An den Heizkörpern bei meiner Tochter sind zur verbrauchsgerechten Erfassung Verdunstungsröhrchen angebracht. Im Winter beträgt die Temperatur im Durchschnitt 20/21 Grad. Ab Frühjahr steigen die Zimmertemperaturen ohne Heizung auf gut 25 Grad. Dies wirkt sich doch sicher auch auf die Erfassung des Verbrauchs aus.Die Wohnung befindet sich in einem Mehrfamilienhaus. Meine Frage: sind diese Verdunstungsröhrchen noch gesetzlich zulässig?

Moin, zitavia,

sind diese Verdunstungsröhrchen noch zulässig?

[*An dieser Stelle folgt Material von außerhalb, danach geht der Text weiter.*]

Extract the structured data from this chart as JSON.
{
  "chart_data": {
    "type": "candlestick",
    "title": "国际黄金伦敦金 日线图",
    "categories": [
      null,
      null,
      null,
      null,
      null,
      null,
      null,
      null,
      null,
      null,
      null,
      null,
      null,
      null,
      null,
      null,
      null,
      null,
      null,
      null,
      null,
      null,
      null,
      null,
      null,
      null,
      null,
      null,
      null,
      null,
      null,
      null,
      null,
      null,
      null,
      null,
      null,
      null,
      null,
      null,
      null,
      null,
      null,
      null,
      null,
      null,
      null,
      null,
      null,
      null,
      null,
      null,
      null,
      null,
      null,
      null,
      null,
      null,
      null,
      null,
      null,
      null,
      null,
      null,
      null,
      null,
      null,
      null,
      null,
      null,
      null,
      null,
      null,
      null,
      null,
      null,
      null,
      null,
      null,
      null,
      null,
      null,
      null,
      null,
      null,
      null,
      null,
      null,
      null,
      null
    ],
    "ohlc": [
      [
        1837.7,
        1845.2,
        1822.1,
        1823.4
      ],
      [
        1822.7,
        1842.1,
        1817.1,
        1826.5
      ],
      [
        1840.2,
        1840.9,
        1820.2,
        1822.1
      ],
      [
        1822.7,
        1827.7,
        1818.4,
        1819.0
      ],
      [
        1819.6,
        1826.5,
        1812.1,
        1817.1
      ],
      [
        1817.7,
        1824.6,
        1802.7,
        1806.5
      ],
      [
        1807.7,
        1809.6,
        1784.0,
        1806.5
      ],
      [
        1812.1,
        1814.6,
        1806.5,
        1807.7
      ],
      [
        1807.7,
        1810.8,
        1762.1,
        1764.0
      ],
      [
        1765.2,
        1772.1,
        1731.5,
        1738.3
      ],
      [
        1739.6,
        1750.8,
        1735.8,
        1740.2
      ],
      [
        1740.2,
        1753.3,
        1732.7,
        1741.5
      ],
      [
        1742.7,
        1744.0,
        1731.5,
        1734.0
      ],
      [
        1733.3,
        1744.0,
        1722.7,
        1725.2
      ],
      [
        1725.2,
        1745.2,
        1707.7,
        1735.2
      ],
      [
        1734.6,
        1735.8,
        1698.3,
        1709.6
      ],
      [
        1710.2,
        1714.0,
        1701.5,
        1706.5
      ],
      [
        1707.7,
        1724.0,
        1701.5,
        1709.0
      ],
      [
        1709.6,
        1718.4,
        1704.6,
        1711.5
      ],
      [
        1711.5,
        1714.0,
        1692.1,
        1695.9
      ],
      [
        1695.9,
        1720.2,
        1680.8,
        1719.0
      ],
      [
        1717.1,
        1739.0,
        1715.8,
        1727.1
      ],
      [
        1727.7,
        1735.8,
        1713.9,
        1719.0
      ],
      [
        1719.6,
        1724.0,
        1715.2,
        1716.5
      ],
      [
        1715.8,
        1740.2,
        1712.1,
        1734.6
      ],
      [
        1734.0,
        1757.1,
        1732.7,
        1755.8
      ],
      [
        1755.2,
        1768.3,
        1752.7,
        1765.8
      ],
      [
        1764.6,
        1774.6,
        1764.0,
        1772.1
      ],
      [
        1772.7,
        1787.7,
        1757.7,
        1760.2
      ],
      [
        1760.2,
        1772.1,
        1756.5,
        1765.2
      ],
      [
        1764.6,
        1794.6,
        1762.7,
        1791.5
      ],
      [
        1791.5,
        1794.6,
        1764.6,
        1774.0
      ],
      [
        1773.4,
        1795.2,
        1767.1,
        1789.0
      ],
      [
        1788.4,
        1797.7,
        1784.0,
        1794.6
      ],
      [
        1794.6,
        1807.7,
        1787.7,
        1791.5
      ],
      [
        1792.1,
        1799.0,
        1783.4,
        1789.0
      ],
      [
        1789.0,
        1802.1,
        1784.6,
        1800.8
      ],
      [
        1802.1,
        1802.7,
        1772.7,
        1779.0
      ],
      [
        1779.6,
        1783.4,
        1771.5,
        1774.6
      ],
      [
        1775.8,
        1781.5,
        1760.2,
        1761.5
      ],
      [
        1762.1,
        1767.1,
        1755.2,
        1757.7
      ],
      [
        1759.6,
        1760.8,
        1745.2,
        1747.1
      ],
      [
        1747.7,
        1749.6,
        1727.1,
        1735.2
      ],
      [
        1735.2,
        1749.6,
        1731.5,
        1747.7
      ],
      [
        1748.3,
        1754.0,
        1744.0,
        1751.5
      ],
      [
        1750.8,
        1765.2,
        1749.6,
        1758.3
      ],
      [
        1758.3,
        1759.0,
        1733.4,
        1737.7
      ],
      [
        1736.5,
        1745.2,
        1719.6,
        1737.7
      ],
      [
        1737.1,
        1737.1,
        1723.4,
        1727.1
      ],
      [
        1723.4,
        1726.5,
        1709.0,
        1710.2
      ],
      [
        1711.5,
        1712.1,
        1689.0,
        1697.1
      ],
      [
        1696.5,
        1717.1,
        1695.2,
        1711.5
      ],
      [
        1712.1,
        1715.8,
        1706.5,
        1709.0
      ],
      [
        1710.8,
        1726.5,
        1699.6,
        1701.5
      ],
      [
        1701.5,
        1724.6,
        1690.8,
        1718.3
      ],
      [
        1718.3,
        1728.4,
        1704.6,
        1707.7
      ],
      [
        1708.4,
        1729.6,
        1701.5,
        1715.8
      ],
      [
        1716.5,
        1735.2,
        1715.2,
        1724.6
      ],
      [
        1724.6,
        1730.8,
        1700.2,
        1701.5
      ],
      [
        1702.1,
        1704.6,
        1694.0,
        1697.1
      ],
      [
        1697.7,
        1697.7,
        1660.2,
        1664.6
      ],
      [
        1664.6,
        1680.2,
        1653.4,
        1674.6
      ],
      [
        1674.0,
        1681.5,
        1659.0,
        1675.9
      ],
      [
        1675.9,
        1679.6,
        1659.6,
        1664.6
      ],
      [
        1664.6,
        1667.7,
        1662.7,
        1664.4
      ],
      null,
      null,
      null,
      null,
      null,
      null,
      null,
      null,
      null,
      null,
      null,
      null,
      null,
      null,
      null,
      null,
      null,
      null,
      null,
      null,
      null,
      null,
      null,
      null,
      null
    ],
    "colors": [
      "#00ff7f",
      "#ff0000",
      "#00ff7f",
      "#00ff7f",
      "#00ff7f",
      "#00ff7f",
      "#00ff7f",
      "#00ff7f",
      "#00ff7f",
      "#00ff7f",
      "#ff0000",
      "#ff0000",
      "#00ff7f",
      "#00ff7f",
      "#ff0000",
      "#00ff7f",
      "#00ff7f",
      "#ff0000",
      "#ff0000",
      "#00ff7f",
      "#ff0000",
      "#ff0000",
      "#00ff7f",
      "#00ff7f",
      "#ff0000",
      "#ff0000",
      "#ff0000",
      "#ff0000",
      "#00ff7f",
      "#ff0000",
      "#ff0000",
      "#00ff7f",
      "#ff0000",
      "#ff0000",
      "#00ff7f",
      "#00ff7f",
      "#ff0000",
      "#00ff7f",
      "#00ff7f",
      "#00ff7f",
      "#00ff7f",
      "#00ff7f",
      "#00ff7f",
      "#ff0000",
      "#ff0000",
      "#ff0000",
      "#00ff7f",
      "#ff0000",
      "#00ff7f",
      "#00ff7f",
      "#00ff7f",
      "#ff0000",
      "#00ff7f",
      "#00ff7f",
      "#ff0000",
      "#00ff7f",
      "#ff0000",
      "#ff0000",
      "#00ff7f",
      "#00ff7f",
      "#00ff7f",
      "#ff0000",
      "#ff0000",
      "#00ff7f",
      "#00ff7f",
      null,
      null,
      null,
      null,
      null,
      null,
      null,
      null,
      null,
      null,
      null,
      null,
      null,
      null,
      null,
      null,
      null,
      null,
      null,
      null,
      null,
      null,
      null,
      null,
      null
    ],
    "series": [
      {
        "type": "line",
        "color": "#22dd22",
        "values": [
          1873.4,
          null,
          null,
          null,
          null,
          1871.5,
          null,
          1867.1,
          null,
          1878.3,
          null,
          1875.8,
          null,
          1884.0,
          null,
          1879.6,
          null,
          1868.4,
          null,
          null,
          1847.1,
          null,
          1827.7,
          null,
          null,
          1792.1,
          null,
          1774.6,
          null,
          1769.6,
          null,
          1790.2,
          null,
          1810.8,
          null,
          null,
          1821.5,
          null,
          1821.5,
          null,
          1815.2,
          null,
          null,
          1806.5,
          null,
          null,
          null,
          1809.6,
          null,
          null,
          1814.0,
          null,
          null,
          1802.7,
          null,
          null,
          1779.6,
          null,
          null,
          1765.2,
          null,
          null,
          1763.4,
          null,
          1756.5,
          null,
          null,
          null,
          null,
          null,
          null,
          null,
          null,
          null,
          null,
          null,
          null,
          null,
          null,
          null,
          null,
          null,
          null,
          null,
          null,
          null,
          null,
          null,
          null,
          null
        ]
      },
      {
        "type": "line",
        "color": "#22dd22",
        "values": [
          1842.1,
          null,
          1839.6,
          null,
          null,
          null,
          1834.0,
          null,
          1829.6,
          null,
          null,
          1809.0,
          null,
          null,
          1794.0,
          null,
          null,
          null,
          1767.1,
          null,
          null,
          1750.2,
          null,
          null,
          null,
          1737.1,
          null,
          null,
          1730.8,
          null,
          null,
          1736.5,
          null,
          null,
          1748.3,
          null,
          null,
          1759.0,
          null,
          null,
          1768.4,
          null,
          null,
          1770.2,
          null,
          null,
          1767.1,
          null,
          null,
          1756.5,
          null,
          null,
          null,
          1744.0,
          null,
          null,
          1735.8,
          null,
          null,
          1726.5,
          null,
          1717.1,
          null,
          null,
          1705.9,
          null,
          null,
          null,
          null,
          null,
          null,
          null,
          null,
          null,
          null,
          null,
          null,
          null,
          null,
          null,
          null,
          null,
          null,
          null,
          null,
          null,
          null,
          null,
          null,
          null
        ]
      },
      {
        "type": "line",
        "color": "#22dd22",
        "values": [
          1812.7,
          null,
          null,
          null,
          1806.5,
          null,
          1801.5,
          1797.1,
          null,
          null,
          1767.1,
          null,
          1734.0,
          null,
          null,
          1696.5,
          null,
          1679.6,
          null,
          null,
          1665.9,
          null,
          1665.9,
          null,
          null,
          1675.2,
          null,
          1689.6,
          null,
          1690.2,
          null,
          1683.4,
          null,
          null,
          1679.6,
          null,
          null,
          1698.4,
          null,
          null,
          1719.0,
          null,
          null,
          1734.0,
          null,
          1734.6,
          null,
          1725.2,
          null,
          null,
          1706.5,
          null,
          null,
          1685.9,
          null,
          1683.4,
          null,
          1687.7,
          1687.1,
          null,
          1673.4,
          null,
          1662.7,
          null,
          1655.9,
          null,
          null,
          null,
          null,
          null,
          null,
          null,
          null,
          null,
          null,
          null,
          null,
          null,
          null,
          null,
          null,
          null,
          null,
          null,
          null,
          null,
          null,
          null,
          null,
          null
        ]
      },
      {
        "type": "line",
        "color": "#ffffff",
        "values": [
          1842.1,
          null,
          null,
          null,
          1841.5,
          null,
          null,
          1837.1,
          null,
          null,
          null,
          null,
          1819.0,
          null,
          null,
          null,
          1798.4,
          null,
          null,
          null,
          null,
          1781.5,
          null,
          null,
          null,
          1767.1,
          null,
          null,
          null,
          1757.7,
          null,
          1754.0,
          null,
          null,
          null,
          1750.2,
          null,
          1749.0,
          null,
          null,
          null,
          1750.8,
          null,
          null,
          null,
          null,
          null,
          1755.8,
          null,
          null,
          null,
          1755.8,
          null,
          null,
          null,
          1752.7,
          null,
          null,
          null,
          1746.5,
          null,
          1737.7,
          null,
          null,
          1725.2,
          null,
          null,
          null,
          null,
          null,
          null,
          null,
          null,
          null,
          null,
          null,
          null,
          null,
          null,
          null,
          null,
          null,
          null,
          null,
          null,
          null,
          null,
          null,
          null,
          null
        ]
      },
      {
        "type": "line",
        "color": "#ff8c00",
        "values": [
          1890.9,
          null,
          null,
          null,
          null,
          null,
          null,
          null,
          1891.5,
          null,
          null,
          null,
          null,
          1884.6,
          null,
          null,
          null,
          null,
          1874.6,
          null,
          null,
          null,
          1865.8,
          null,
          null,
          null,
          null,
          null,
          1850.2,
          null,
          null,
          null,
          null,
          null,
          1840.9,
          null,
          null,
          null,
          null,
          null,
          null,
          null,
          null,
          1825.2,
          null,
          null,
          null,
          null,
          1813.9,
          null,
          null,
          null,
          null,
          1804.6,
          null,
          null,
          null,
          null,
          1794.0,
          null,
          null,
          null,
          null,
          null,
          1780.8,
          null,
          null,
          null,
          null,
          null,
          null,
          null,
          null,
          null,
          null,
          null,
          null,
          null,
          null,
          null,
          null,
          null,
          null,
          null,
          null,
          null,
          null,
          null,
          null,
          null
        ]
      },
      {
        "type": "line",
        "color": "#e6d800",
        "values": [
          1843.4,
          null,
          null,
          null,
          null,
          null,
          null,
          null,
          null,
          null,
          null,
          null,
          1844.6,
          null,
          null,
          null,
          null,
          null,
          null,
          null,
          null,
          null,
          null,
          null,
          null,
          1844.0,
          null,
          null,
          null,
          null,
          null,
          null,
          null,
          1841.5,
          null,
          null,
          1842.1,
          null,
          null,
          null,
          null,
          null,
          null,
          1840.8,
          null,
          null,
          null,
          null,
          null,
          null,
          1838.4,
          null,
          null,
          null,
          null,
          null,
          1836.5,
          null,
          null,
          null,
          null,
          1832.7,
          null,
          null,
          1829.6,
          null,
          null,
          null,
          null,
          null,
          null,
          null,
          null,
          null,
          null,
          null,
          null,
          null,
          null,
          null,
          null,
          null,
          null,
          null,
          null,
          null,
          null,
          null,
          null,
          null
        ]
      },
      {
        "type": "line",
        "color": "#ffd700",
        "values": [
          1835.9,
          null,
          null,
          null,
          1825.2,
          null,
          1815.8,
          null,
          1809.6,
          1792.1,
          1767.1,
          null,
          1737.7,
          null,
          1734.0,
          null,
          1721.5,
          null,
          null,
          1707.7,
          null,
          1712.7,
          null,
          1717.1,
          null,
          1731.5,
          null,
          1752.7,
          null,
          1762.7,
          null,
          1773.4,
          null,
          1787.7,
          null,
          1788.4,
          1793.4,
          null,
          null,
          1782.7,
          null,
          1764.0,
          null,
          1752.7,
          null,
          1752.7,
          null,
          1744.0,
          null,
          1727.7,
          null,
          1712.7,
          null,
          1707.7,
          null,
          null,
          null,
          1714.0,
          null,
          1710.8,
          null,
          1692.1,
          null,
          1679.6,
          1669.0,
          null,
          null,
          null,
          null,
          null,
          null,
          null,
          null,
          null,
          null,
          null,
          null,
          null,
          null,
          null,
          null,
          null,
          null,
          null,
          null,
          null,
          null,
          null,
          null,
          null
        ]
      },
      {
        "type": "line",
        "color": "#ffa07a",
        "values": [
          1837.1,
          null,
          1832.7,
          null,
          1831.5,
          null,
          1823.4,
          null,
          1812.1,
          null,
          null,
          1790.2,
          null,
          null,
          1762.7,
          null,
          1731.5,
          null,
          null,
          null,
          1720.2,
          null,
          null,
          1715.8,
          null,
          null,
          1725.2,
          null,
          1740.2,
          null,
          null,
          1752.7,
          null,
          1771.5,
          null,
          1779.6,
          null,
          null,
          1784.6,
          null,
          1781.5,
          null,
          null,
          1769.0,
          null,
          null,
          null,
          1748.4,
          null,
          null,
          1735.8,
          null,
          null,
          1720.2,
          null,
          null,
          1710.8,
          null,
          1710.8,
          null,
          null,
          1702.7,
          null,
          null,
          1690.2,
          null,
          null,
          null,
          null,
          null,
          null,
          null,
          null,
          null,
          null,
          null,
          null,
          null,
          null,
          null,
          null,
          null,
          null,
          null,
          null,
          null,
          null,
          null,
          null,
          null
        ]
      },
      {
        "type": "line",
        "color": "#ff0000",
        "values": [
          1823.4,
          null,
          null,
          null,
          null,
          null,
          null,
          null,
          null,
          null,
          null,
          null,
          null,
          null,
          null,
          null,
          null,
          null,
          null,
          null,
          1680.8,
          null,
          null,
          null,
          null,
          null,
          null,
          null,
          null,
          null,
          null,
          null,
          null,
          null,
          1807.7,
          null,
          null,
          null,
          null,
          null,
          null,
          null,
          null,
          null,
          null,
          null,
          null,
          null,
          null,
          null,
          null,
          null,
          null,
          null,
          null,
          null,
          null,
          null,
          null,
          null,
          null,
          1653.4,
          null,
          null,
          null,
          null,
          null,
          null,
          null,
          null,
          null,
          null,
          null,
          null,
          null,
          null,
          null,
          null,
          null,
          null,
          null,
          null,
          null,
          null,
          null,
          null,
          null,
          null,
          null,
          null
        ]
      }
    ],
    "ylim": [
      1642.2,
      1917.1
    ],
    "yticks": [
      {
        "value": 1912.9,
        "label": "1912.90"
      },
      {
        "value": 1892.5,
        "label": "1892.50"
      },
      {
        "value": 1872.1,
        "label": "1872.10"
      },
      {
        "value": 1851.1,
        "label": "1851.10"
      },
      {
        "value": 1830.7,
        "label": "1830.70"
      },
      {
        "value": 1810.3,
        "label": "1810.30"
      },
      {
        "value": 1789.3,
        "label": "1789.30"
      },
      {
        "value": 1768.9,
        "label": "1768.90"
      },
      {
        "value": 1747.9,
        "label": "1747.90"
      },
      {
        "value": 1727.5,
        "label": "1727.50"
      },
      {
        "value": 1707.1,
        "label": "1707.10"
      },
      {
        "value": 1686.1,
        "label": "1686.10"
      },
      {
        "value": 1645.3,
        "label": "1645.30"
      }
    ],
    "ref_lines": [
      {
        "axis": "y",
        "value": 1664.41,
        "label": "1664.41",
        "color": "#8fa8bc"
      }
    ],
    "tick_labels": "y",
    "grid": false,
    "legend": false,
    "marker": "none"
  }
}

das sind sie, aus guten Gründen: Die Röhrchen zählen ja nicht die verbrauchte Wärmemenge, sondern den Anteil der Wohnung im Haus. Wenn also im Sommer 7 Striche in einer Wohnung verdunsten, wird das in den anderen Wohnung kein bisschen anders sein.

Gruß Ralf

Danke für Deine Antwort, drambeldier. Aber ich kann mich damit nicht so richtig zufriedengeben. Denn die Temperaturen ohne Heizung sind in den einzelnen Etagen sehr unterschiedlich. Natürlich gilt das für jede Jahreszeit. Aber es gibt auch Wohnungen, bei denen mehrere Zimmer auf der Nord- bzw. Ostseite liegen. da ist schon ein Unterschiedzu merken.
Gruß zitavia

Danke für Deine Antwort, drambeldier. Aber ich kann mich damit
nicht so richtig zufriedengeben. Denn die Temperaturen ohne
Heizung sind in den einzelnen Etagen sehr unterschiedlich.
Natürlich gilt das für jede Jahreszeit. Aber es gibt auch
Wohnungen, bei denen mehrere Zimmer auf der Nord- bzw.
Ostseite liegen. da ist schon ein Unterschiedzu merken.

Hallo,
da gebe ich dir Recht. Heizkostenverteiler nach dem Verdunstungsprinzip können Fremdwärme (durch Sonneneinstrahlung o.ä.) nicht von Heizungswärme unterscheiden.
Wenn die Wohnungen sich im „Fremdwärmeeintrag“ deutlich unterscheiden, führt das wie schon gesagt zu Ungerechtigkeiten.
Diese dürften sich aber dennoch im Rahmen halten, denn eine Raumtemperatur von 25°C (statt 20°C) durch Fremdwärme gegenüber einer Heizkörpertemperatur von 70°C im Heizbetrieb hat eine vergleichsweise geringe Verdunstung zur Folge.

Genauer wären elektronische Heizkostenverteiler mit Zweifühlerprinzip. Dort wird Fremdwärme erkannt und nicht gezählt.
Aber auch diese Messung lässt sich manipulieren.

Auf der ganz sicheren Seite ist man daher nur mir Wärmemengenzählern, die Vorlauf-, Rücklauftemperatur und Durchflussmenge messen.